When I wrote my best-selling Meghan Rose series, I visited the websites of several children’s magazines and jotted down their themes and guiding questions. Then I pored over my chart, evaluating which ones I connected with or sparked a scene. From there, I progressed through the steps Gasser described above as I loosely outlined a plot. Not only did this keep me on track for each book but also enabled me to whip up an elevator pitch for the series, which revolved around themes like friendship, inner beauty, kind words, honesty, and joy.
You could also add symbolism to your anchor chart. As Rubietta explains, a simple picture or phrase can deepen your perception of a topic: “One of the benefits of inspirational writing is to see the symbolism in a statement, action, or event, and create broader application from that.”
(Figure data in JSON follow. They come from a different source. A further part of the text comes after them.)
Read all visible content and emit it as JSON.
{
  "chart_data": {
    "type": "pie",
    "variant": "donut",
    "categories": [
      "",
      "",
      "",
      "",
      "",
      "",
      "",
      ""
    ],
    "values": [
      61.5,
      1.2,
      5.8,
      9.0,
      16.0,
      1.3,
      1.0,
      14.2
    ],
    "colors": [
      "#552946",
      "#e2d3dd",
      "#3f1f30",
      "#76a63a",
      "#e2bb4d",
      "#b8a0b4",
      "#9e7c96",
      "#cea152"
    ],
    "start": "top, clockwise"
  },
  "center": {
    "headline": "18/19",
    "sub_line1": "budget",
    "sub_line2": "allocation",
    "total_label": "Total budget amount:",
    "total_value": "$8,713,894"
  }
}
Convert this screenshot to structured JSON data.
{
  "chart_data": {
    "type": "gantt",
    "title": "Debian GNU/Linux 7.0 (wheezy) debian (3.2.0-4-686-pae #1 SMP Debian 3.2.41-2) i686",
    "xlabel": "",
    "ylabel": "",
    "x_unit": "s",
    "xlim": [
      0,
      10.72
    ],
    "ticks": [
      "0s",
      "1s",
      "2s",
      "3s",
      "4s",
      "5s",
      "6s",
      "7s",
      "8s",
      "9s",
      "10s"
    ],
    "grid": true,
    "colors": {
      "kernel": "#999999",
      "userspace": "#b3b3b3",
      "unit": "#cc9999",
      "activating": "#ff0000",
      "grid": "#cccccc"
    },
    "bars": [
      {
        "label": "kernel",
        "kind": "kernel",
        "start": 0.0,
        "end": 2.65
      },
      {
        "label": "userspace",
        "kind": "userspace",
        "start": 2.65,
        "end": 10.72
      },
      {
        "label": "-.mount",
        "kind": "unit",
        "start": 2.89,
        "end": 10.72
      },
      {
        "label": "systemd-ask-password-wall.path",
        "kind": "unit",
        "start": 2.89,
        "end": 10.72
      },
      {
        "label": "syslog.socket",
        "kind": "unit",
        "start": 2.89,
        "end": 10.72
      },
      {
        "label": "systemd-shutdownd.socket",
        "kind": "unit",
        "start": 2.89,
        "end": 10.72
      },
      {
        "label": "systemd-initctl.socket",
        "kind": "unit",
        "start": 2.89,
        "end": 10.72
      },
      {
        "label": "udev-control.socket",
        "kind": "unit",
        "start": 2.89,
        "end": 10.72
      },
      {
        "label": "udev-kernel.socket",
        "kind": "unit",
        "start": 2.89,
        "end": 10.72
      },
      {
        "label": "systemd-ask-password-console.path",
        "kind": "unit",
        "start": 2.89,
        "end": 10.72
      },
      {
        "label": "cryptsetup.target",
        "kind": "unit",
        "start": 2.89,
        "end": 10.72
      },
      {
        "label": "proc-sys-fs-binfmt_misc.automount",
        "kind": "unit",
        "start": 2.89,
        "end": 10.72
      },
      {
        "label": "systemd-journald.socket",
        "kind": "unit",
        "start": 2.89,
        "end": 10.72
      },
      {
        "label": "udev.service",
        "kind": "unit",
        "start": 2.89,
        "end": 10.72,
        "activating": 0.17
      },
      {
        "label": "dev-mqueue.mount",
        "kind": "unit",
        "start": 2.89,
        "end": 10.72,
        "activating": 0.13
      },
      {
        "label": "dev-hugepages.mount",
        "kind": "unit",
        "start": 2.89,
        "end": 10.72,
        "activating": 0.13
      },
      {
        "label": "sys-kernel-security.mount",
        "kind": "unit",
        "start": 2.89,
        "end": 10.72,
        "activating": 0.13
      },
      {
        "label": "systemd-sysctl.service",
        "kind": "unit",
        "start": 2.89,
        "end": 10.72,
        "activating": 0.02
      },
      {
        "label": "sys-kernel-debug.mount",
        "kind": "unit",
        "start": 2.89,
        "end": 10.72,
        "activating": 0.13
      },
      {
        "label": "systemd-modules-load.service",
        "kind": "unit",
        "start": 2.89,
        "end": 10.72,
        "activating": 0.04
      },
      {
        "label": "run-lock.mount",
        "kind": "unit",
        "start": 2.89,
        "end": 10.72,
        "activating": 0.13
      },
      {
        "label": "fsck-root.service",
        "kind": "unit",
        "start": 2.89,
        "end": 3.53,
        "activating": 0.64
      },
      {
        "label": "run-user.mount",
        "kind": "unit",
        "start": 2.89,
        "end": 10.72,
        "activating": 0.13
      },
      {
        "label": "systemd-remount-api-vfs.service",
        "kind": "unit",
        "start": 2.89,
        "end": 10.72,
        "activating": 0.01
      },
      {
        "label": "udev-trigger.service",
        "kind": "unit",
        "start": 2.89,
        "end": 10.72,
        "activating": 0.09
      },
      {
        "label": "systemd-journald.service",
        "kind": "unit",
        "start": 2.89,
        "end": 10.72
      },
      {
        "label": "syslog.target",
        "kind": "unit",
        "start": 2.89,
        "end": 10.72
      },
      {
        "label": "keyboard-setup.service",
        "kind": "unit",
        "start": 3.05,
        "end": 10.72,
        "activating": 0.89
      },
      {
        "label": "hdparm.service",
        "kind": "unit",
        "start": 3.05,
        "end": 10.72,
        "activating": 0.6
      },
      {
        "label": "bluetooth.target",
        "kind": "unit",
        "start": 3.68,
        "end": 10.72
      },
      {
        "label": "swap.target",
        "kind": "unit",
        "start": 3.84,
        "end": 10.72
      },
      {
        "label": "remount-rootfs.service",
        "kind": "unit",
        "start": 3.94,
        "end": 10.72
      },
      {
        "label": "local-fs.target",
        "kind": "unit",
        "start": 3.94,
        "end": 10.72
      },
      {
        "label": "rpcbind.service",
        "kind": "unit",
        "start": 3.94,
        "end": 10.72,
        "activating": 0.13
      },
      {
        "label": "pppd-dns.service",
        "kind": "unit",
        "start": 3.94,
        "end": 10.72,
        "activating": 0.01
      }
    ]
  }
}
In her Deeper Devotion series, four of the six daily devotionals are a journey through the entire book of Genesis. “Unless we can move into application, all those chapters are just information rather than leading to transformation. Symbolism in this instance isn’t suggesting that the stories are untrue. Rather, it asks: How can we find ourselves in these stories? How do they become symbolic for us? And what is God inviting us to do or be as a result?”
Action: Think hard on the themes you gravitate to. Then fill your own anchor chart with words, phrases, images, and symbols. Post it nearby to inspire you or maintain your course as you write.
The Power Between the Lines
Your theme is the centerpiece of your novel, the why of all the events, the collection of intimate and subtle implications begging to be heard. When readers reach the end, the theme resonates in their minds and hearts. So, choose it with wisdom. Use theme lists, your personal experiences, or an anchor chart to help you link your theme to your plot and characters. And remember these Wise words: “You can’t tell any kind of a story without having some kind of a theme, something to say between the lines.”
Elementary school teacher Lori Z. Scott usually writes fiction because, like an atom, she makes up everything. Her down time is filled with two quirky habits: chronic doodling and inventing lame jokes. Neither one impresses her principal (or friends/parents/casual strangers), but they do help inspire her writing. Somehow her odd musings led her to accidentally write the 10-book best-selling Meghan Rose series and purposely write more than 150 short stories, articles, essays, poems, and devotions. In addition, Lori contributed to over a dozen books, mostly so she would have an excuse to give people for not folding her laundry. (Hey! Busy writer here!) As a speaker, she’s visited several conferences and elementary schools to share her writing journey. Some of Lori’s favorite things include ice cream, fuzzy socks, Batman, Star Trek, Star Wars, books, and hugs from students. Guess which one is her favorite?